The one with the bigger likelihood (or log(likelihood)) is the more favored scenario according to the data. In this case, the “fair” scenario is favored (since -8.9 > -9.6). Don’t let the negative numbers throw you off – that’s just the logarithm doing its thing. If we convert back to plain old likelihood:

likelihood = e[sup]log(likelihood)[/sup]

fair: 0.000132683859

unfair: 0.0000692842299

The “likelihood” is a very small number since the probability of getting any particular set of ten outcomes is very low. But regardless of the small scale of the numbers, the fair scenario is 1.9 times more likely than the unfair scenario.

How’s this? I don’t know in what context you’re dealing with log likelihood so I’m not sure if it’ll help. I hope it does.

In ‘regular’ (OLS) linear regression models, there are a couple of ways to gauge how well a model predicts values on a dependent variable for a set of cases. One the most often used indicators is R^2, which is interpreted as the ratio of explained variance to all the variance present in the dependent variable.

There are also other regression models in which the prediction made is not an actual value (the model predicts that I make 80,000 USD anually, for instance) but rather a chance of an event occuring (the model predicts that the chance of me voting for party A is 75 per cent … and thus it predicts that I will vote for party A). In such a regression analysis, known as logistic regression, there is not much of a point in assessing variance because there is no meaningful variance: I either vote for party A or I don’t, I can’t half vote for party A.

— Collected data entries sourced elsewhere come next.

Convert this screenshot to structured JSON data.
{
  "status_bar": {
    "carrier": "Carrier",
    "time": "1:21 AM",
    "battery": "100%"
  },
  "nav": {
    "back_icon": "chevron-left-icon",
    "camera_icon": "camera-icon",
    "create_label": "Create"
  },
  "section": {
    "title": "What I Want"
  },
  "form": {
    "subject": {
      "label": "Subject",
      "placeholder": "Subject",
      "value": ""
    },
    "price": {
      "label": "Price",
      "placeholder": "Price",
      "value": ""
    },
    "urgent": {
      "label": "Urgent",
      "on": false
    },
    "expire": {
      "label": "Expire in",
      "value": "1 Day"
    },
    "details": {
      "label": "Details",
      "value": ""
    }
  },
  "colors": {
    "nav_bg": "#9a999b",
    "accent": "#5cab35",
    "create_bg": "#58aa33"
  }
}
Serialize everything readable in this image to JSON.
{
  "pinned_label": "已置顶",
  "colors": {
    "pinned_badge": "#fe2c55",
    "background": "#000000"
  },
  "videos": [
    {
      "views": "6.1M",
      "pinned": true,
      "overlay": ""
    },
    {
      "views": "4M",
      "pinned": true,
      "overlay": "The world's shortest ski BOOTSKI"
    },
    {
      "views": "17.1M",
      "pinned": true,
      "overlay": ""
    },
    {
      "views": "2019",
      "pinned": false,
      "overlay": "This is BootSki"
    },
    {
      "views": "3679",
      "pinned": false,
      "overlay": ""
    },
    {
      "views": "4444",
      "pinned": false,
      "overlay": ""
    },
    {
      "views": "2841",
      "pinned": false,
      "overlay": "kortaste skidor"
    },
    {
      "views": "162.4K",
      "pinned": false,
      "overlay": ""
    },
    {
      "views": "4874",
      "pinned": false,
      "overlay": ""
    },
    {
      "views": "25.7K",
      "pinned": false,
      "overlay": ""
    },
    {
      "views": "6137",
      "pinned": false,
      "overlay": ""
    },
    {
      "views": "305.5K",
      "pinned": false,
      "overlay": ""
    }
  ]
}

As a result, there is no way to calculate R^2 and interpret it meaningfully. Instead, statisticians have generated other ways to assess the extent to which a model (i.e. a set of independent variables hypothesized to affect the dependent variable) succeeds in generating correct predictions. One of these ways is log-likelihood (LL), which includes the predicted probability of an event happening in a certain case and the actual outcome in that case. LL is typically multiplied by -2 to make it possible to interpret it like Chi-Square. Another way is to simply calculate the percentage of correctly predicted cases. Finally, there have been approximations of R^2 (such as Cox and Snell, and Nagelkerke) called pseudo-R^2. These R^2s are based on log-likelihood.

Long story short: log likelihood is a measure used to assess the explanatory strength of a model in logistic regression.